I was just getting the hang of it all when Ninoy was assassinated, and when my car with yellow ribbon was refused entry in Imelda’s UL, I knew it was time to go. Contracts were being renewed all around. I asked only for another month, time enough to tie up loose ends, put together a guidebook for writers, and prime Rene to take over. Poetic justice, sort of.  I supposed that Rio was pleased. So 15 years later, when I spotted him at a drinking party some days after the Centennial Literary Prize awarding ceremonies, I didn’t hesitate to go up to him to say hi and to ask, just curious, what the problem had been with my EDSA essay, why only an Honourable Mention?  After quickly getting over the shock of me daring to ask, he said, “Dapat nagpa-edit ka muna.” Ah, so, it was my Tagalog, not EDSA as subject matter.  Fine.  Early in 1999, when word spread that for lack of funds only major prize winners would be published by the UP Press, I despaired for Himagsikan anyway.

As fate would have it, that run-up to the new millennium saw Eggie Apostol back on the scene (she had retired from the Inquirer in the early ‘90s), this time to do battle with a President whose bullying tactics – a P101-million libel suit filed against The Manila Times in April, an advertisers’ boycott of the Inquirer whipped up in July – were a menace to hard-won press freedom.  In September, Eggie launched Pinoy Times, a Monday-to-Friday tabloid for the Tagalog-reading masses, dedicated to exposing Erap’s evil ways and other political scandals.

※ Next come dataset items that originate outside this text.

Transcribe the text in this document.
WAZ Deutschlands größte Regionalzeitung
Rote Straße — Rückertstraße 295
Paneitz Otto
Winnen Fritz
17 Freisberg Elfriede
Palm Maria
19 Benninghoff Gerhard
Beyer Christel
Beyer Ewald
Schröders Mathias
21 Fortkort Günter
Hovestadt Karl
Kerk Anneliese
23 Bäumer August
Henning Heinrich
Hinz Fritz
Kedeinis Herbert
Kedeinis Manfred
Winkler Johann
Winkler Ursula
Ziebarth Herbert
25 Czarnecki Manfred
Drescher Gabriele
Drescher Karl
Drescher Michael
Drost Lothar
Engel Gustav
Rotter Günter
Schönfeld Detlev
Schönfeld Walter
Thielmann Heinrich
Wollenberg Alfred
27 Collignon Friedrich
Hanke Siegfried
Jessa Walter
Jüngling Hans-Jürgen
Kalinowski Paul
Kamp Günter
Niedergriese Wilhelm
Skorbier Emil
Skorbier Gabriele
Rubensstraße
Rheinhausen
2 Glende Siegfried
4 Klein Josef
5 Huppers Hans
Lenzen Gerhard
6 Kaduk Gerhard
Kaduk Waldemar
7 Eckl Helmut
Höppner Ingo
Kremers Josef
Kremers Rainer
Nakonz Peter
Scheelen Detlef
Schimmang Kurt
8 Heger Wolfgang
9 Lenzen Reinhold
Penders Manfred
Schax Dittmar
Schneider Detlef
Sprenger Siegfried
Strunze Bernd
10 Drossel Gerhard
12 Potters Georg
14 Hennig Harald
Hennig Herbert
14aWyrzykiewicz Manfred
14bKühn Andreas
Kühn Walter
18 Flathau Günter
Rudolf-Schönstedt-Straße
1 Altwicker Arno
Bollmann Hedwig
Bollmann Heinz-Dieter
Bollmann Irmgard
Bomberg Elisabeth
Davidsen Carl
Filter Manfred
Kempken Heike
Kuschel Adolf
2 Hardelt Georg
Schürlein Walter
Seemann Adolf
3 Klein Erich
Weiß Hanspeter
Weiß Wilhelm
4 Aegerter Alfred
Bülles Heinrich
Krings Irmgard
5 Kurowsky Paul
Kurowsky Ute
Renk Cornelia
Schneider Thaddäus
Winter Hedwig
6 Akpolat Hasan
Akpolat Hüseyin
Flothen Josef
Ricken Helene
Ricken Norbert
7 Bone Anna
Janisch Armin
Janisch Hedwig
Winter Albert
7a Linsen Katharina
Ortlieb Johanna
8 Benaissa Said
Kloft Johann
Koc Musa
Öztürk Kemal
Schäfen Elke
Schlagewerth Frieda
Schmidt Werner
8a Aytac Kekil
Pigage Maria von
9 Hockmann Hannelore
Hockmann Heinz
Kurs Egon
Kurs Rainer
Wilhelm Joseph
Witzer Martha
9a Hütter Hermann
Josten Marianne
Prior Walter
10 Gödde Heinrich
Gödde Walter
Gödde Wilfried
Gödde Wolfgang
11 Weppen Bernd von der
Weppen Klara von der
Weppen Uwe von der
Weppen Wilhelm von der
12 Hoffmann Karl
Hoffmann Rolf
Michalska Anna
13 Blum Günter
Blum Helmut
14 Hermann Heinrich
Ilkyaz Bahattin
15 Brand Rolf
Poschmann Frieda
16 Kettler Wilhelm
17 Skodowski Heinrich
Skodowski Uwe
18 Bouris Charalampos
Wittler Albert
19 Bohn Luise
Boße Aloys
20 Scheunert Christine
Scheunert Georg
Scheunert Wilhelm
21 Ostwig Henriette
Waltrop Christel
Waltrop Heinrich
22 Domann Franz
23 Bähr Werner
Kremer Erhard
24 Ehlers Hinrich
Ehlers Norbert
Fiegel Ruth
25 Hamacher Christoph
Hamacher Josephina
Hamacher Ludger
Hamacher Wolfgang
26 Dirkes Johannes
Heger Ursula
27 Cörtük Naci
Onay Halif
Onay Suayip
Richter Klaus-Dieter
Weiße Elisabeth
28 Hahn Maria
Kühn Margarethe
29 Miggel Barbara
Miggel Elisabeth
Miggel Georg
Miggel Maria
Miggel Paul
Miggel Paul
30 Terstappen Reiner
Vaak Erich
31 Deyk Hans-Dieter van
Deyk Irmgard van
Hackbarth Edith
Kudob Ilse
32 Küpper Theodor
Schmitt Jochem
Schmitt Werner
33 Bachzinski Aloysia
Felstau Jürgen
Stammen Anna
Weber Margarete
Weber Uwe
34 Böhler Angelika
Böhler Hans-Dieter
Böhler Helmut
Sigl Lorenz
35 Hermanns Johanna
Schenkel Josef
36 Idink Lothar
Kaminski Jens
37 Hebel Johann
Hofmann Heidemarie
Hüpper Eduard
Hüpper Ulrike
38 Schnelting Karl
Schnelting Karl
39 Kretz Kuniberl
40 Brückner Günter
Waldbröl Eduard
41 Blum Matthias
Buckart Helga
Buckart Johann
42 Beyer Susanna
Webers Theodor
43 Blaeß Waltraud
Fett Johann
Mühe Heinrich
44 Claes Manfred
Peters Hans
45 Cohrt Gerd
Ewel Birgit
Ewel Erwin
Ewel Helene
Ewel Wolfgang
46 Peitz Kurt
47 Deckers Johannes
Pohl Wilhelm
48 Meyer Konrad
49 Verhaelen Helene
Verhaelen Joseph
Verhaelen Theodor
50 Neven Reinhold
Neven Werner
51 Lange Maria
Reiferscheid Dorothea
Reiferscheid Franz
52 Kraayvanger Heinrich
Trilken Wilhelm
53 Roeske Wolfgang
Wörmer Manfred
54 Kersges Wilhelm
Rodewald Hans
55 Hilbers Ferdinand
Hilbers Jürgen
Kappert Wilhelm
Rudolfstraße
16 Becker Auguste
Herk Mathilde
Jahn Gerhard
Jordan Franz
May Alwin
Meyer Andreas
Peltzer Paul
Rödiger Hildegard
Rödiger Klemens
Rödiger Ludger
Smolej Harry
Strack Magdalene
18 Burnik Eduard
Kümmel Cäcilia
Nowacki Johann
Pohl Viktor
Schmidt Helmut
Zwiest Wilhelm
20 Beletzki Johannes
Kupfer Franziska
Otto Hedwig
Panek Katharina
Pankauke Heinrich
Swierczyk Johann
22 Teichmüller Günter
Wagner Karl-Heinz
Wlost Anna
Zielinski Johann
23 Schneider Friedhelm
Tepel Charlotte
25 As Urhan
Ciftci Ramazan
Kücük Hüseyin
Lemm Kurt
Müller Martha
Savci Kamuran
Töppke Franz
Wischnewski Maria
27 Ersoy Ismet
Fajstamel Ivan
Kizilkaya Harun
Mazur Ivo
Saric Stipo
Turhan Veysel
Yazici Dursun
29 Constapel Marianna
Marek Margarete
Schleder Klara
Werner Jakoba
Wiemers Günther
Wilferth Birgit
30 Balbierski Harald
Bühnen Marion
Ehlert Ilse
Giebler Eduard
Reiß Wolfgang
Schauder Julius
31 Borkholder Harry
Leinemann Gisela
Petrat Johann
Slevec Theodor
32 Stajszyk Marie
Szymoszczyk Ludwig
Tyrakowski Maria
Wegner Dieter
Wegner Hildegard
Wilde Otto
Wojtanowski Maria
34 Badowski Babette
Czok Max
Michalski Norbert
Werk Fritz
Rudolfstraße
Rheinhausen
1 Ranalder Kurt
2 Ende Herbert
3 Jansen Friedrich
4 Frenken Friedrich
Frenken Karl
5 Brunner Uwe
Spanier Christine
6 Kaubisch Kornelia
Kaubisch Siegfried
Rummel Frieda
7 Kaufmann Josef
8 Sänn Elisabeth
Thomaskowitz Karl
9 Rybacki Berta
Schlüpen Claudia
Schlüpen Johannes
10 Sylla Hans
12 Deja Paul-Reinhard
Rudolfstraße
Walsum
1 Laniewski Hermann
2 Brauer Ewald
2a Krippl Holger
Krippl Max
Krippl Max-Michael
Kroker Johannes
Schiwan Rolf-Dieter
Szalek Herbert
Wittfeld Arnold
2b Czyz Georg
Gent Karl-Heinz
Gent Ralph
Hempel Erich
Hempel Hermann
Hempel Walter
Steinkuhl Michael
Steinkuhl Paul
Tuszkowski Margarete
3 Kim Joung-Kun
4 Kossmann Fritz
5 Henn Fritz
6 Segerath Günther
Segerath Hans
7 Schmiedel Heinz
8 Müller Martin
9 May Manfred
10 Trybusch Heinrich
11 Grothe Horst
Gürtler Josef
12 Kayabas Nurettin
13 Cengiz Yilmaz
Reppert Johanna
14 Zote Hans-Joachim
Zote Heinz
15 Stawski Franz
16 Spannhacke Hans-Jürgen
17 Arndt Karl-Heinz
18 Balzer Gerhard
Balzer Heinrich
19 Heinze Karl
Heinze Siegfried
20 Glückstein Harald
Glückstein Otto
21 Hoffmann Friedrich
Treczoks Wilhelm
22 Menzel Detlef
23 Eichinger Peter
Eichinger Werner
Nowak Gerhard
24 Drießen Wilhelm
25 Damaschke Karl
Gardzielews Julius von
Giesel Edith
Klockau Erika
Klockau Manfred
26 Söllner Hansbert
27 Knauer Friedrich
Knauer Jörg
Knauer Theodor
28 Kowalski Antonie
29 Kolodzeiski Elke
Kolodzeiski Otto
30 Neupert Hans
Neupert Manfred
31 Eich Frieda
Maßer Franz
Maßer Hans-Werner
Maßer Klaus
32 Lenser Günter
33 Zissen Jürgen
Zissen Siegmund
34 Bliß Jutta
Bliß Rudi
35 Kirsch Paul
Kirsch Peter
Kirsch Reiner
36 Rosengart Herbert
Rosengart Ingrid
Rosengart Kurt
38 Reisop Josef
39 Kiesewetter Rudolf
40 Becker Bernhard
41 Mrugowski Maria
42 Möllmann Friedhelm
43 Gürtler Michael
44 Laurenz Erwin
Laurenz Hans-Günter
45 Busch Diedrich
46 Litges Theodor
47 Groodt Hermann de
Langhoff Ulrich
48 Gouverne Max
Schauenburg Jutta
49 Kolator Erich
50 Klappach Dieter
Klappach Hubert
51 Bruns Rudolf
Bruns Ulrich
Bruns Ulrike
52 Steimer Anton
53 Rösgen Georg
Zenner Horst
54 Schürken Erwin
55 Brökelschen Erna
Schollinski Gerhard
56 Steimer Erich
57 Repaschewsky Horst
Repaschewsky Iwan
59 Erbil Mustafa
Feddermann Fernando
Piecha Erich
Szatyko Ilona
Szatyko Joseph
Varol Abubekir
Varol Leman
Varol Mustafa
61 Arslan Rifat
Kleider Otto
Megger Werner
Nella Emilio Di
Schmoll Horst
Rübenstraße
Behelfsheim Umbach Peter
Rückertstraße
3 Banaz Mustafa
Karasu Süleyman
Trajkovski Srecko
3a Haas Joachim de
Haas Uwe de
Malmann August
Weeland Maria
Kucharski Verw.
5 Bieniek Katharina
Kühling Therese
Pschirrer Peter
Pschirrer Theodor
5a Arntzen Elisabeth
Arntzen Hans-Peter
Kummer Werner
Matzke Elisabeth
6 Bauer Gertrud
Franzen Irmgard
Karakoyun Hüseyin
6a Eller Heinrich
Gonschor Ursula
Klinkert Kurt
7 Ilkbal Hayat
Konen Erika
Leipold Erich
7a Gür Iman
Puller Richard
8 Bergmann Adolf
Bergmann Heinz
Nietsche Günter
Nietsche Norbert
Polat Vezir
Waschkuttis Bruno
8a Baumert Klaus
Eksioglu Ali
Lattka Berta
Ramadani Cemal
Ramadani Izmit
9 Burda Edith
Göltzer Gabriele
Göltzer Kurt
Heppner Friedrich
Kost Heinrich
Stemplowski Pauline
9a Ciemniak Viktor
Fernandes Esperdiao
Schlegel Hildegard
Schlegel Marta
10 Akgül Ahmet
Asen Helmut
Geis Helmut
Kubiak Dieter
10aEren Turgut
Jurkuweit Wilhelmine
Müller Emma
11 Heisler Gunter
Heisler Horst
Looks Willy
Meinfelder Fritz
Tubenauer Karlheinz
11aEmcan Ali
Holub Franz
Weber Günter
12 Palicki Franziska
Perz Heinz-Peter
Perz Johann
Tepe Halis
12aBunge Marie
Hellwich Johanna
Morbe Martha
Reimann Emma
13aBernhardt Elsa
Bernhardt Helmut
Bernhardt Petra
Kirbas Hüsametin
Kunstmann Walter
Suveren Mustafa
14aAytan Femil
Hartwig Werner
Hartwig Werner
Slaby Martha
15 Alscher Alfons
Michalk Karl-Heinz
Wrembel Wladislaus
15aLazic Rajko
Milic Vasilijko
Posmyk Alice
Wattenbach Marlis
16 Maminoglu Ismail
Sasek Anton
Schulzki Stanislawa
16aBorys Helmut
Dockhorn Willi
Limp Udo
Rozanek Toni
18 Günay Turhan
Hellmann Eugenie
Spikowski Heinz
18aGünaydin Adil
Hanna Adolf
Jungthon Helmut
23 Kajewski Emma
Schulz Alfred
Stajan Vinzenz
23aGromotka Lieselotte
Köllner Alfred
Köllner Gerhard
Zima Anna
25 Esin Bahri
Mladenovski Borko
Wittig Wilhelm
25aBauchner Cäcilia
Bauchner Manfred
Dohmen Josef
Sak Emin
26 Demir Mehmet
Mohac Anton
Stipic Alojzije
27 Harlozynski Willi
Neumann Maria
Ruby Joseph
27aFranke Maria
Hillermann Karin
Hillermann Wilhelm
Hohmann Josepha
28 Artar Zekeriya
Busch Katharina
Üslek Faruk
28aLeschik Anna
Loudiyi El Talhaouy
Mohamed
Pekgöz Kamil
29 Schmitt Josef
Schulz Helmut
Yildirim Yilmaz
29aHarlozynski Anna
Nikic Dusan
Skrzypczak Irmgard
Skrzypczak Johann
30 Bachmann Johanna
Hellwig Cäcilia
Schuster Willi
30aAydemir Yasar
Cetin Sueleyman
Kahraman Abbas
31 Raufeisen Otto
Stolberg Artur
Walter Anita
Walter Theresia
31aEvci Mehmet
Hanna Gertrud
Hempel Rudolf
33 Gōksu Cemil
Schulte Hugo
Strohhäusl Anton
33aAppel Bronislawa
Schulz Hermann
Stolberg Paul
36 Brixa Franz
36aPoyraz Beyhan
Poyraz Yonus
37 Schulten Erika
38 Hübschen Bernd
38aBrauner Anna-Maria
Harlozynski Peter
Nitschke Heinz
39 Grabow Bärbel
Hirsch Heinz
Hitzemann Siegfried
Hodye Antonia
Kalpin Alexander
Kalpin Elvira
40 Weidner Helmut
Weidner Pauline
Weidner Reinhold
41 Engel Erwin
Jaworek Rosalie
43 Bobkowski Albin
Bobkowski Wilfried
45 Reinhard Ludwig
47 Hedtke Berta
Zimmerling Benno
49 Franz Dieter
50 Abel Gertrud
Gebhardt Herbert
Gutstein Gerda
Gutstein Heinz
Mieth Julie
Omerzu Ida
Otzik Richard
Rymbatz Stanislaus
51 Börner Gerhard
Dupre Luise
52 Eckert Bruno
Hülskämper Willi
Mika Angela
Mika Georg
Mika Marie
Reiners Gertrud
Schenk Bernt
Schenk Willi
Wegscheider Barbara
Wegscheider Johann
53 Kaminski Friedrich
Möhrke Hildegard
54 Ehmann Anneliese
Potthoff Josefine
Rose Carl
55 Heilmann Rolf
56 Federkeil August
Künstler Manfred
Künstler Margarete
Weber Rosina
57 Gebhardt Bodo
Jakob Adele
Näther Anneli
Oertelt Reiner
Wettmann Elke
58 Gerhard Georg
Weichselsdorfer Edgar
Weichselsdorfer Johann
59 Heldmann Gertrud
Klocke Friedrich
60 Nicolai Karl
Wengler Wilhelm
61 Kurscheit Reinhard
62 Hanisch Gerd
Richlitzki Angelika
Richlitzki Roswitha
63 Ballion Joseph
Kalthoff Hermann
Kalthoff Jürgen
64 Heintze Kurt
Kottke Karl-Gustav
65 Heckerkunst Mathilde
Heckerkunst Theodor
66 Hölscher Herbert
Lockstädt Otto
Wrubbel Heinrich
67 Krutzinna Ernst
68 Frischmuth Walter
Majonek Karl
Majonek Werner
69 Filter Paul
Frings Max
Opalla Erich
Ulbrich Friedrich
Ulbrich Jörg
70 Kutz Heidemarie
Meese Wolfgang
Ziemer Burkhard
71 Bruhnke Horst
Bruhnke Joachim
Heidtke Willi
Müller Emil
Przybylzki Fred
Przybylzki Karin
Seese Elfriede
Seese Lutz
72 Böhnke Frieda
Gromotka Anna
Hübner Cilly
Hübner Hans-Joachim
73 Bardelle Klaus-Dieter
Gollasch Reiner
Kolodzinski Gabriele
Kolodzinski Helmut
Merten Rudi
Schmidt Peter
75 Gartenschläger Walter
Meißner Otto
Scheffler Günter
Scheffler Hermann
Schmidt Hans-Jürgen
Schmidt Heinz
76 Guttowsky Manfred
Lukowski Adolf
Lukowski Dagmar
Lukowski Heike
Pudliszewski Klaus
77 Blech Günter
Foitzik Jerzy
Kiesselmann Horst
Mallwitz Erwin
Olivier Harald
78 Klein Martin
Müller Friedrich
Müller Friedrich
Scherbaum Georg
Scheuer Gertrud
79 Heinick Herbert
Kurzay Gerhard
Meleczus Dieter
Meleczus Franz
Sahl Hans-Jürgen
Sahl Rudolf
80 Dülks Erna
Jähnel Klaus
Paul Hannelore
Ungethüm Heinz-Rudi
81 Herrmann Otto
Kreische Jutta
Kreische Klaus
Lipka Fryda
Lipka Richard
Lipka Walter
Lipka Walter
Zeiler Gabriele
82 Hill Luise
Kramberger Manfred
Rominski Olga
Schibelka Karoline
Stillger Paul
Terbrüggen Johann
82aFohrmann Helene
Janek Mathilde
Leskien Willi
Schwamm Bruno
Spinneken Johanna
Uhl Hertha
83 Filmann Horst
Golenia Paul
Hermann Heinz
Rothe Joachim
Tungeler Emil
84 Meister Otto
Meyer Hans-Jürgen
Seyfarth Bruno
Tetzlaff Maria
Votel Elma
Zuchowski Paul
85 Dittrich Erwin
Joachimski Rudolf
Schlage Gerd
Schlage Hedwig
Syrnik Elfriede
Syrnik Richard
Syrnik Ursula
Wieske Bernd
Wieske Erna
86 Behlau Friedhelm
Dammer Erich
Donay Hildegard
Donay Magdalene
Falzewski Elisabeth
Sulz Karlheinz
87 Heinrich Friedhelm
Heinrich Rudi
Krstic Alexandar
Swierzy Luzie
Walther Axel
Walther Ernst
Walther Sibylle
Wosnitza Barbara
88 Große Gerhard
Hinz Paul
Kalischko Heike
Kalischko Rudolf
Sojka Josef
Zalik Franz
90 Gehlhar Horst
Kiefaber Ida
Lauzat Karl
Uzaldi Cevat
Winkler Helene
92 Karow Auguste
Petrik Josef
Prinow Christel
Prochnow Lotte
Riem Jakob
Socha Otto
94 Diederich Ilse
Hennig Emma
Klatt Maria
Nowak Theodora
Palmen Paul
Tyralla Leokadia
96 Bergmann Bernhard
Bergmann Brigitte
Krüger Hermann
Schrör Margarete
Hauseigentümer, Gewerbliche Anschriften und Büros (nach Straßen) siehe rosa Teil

In February 2000 her People Power foundation published Himagsikan sa EDSA—Walang Himala! The book was also serialized in Pinoy Times.

Eggie had my Tagalog edited first, of course, by Marra Lanot of the charmed literary circle, and it was good to find that, apart from inconsistency in my use of ng and nang (that I always thought I had down pat, haha), the problem was not really my prose but my spelling, yes, my ispeling of certain words, Coryista not Corysta, tsismis not chismis, taumbayan not taongbayan, and my use of hyphens where they had been outlawed, how was I to know; and it wasn’t as if my spellings and hyphens compromised my prose or its comprehensibility in any way. But, hey, water under the bridge, ‘ika nga.  Reviews of Himagsikan unfailingly praised my prose, how easy it was to read, even, “Ang sarap basahin!” National Artist Bienvenido Lumbera read it not too long ago (sent him one of my last copies) and he loved my Tagalog: “Ang dulas!” sabi niya.